Gemini API Multimodal Tutorial (Python & JavaScript): Images, Video, JSON, Tools, and Live Streaming

Overview

Gemini is a native multimodal API: you can send text, images, video, audio, and documents together, and get text, audio, or tool calls back—synchronously, as a stream, or in real time. In this tutorial you’ll install the official SDKs, wire up text+image and video prompts (including YouTube), enforce structured JSON outputs, call tools, and finish with a Live API snippet for low‑latency speech. We’ll use Python and JavaScript throughout, with up‑to‑date model and endpoint details as of March 31, 2026. (ai.google.dev )

Note on models and deprecations: Gemini 3 Pro Preview was shut down on March 9, 2026—use current Gemini 3.1 or 2.5 series models (for example, gemini‑3.1‑pro‑preview, gemini‑3‑flash, or gemini‑2.5‑pro/flash) depending on your latency vs. reasoning needs. (ai.google.dev )

Prerequisites

Create a Gemini API key in Google AI Studio and export it as GEMINI_API_KEY. (ai.google.dev )
Install the official SDKs:
- Python: pip install -U google-genai
- JavaScript/TypeScript: npm install @google/genai (ai.google.dev )

Authentication works automatically via the SDKs if GEMINI_API_KEY is set, or you can send x-goog-api-key in REST calls. Primary endpoints are generateContent (single response), streamGenerateContent (SSE streaming), and the Live API (bi‑directional WebSocket). (ai.google.dev )

Your first multimodal call (text + image)

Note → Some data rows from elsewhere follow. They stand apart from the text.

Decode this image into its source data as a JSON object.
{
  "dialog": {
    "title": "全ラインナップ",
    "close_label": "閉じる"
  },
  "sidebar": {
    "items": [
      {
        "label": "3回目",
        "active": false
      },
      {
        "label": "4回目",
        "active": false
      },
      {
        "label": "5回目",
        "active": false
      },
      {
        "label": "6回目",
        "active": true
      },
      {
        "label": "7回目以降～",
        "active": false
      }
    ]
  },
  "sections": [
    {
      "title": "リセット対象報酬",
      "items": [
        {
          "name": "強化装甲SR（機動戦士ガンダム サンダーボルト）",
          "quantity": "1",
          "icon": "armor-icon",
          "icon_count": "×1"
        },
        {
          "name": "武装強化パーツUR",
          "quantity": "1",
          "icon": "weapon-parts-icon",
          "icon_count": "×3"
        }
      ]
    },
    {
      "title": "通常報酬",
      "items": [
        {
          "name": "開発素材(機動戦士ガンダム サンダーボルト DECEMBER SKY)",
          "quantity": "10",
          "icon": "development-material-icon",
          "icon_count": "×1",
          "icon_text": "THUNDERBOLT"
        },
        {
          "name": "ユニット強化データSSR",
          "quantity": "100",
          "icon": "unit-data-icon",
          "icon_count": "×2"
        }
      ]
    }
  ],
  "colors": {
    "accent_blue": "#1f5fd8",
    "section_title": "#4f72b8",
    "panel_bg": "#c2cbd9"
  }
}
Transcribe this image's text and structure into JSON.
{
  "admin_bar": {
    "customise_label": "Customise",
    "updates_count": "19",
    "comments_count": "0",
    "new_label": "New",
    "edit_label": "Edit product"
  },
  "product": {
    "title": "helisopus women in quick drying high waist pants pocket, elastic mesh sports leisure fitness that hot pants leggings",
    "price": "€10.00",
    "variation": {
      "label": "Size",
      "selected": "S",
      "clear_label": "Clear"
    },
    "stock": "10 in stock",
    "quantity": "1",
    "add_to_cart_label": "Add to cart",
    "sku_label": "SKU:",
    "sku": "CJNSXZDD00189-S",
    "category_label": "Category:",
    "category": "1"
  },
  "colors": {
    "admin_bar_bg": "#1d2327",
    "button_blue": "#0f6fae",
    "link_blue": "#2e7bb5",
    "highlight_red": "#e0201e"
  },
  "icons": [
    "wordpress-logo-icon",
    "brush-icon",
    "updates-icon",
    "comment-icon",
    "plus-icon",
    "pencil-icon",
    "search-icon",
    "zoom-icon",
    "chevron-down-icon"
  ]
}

We’ll caption an image by sending text and image parts in one request. For small files, inline base64 is simplest; for larger or reusable media, use the Files API (next section).

Python

from google import genai
from google.genai import types

client = genai.Client()

with open("path/to/sample.jpg", "rb") as f:
    image_bytes = f.read()

resp = client.models.generate_content(
    model="gemini-3-flash-preview",
    contents=[
        types.Part.from_bytes(data=image_bytes, mime_type="image/jpeg"),
        "Caption this image."
    ],
)
print(resp.text)

JavaScript

import { GoogleGenAI } from "@google/genai";
import * as fs from "node:fs";

const ai = new GoogleGenAI({});
const base64 = fs.readFileSync("path/to/sample.jpg", { encoding: "base64" });

const res = await ai.models.generateContent({
  model: "gemini-3-flash-preview",
  contents: [
    { inlineData: { mimeType: "image/jpeg", data: base64 } },
    { text: "Caption this image." }
  ]
});
console.log(res.text);

Inline data is great for quick tests and real‑time inputs. For limits, see the file input guidelines: inline payloads up to 100 MB (50 MB for PDFs). (ai.google.dev )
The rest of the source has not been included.